BRITAIN’S “STOLEN” CHILDREN
P15
When did child migration begin?
The earliest recorded British child migrants left Britain for Virginia in 1618, but most of them were sent in the late 19th and the 20th centuries. Exact figures are hard to come by, but it seems that between 130,000 and 150,000 children – usually orphaned, abandoned, illegitimate, or just poor – were sent to live in foster homes and institutions in the colonies: mostly Canada, Australia, New Zealand and Southern Rhodesia (now Zimbabwe). In the last big postwar wave, which ended in 1970, at least 3,000 children were sent to Australia.
Why were they sent there?
For a range of reasons. British officials wanted to reduce the costs to the state of looking after destitute children. There were also labour shortages in the colonies, and the imperial authorities were keen to populate them with “good white stock”. “If we do not supply from our own stock, we are leaving ourselves all the more exposed to the menace of the teeming millions of our neighbouring Asiatic races,” said the Archbishop of Perth, welcoming child migrants to Australia in 1938. Many of the organisations that ran child migration, however, did so for benevolent purposes; to provide children with a better life in the colonies. In 1870, Dr Thomas Barnardo spoke of rescuing children from “abominable filth” and “atmospheric impurity”.
How were they removed from their families?

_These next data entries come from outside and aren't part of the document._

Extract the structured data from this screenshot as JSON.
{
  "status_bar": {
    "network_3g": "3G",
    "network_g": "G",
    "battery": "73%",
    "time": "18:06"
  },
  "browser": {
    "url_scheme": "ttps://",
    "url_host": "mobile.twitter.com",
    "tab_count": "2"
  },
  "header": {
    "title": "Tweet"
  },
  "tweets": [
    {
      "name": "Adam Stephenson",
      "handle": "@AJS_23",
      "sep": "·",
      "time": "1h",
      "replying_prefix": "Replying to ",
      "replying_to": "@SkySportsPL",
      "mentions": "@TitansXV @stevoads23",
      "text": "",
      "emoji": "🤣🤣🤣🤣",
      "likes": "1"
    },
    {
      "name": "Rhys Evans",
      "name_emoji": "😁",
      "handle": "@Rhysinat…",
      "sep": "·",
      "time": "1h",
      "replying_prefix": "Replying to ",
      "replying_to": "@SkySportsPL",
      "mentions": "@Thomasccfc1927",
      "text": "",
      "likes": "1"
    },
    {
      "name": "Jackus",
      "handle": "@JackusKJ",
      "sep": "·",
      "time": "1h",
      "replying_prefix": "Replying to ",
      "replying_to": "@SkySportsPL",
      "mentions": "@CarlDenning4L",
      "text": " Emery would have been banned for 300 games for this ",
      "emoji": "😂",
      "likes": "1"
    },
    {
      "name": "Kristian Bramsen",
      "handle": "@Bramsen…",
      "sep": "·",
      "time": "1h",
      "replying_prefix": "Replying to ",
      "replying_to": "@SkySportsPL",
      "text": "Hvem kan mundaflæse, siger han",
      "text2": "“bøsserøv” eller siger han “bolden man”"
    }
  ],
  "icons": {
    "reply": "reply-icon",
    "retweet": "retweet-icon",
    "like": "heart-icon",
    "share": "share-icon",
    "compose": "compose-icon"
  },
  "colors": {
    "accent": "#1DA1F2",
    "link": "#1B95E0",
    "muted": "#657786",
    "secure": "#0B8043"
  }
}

Boys and girls, mostly between the ages of seven and ten, but some as young as two, were shipped overseas by charitable and religious organisations including the Fairbridge Society, Barnardo’s, the Church of England and various Catholic groups. The consent of a parent or guardian was sought in some, but by no means all, cases. Many children were removed without their parents’ knowledge, and told they were going to a “land of milk and honey”. To enable them to make a new start, it was seen as being advantageous to cut family ties: some children, wrongly told they were orphans, were separated from siblings and deprived of basic details about their identities. Birth certificates were often shortened to omit details of parents. As a result, many migrants regard themselves as having been “stolen”.
What happened to them abroad?
It varied from country to country. At least 100,000 “home children” were sent to Canada to work as agricultural labourers and domestic servants, before child migration was stopped there in 1948. They were essentially used as indentured labour, often under very harsh conditions. Canadian home children’s charities estimate that only 2% were actually orphans: more than half were abused; they were also stigmatised, as being of “inferior stock”. New Zealand had the smallest and best-run scheme, with some 550 children sent to foster homes. Nevertheless, many have complained of maltreatment and loneliness. In Australia, most were sent to isolated rural institutions that have since become notorious.
Why are these homes notorious?
Hundreds of former migrant children have given reports of poor food, hard labour, beatings and sexual abuse. In 2015, 215 former students of the Fairbridge Farm School in Molong, New South Wales, were awarded $24m (£15m) in compensation; 129 of them alleged sexual abuse. One man told of spending three years in hospital with a broken back after the principal beat him with a hockey stick for milking the cows late; he was also raped. Another victim said conditions were akin to “slavery”. In the homes run by the Christian Brothers, conditions were even worse (see box). A 1998 House of Commons Health Select Committee report found that sexual abuse was widespread, systematic and exceptionally depraved. The Child Migrants Trust described these institutions as “almost the full realisation of a paedophile’s dream”.
Did all those in the homes suffer?
Not all. But according to the Select Committee report, “most former child migrants seem to have been subjected to considerable hardship of one form or another”. One graduate of Fairbridge Molong, David Hill, a former managing director of the Australian Broadcasting Corporation and the author of a book on the school, found that 60% of those he interviewed said they had been sexually abused. The Australian Royal Commission into Child Abuse recently revealed that 853 people have accused the Christian Brothers of abusing them at their institutions.
How did these injustices come to light?
Thanks in no small part to the Child Migrants Trust. It was formed by Margaret Humphreys, a social worker who was contacted in 1986 by an Australian former child migrant looking for her parents. Humphreys went to Australia and placed newspaper ads asking others to come forward. She got a flood of responses: the Trust has since reunited thousands of migrants with their families. It also campaigns for recognition and reparations. Both the Australian and UK governments have issued formal apol
ogies, in 2009 and 2010 respectively.
What does the new inquiry hope to achieve?
The Independent Inquiry into Child Sexual Abuse (IICSA) is investigating child migration programmes from 1947 onwards, as one of its 13 investigations. Chair Professor Alexis Jay and her panel last month began to hold public hearings, in order to give victims a voice and to undertake a “sustained and specific analysis of allegations of sexual abuse of child migrants, and possible failings by institutions based in England and Wales in relation to that abuse”. It has emerged that in 1956, three British officials inspected 26 Australian institutions, and gave clear warnings of poor standards; no effective action was taken. As many former migrants are nearing the end of their lives, the IICSA regards this strand as “particularly urgent”.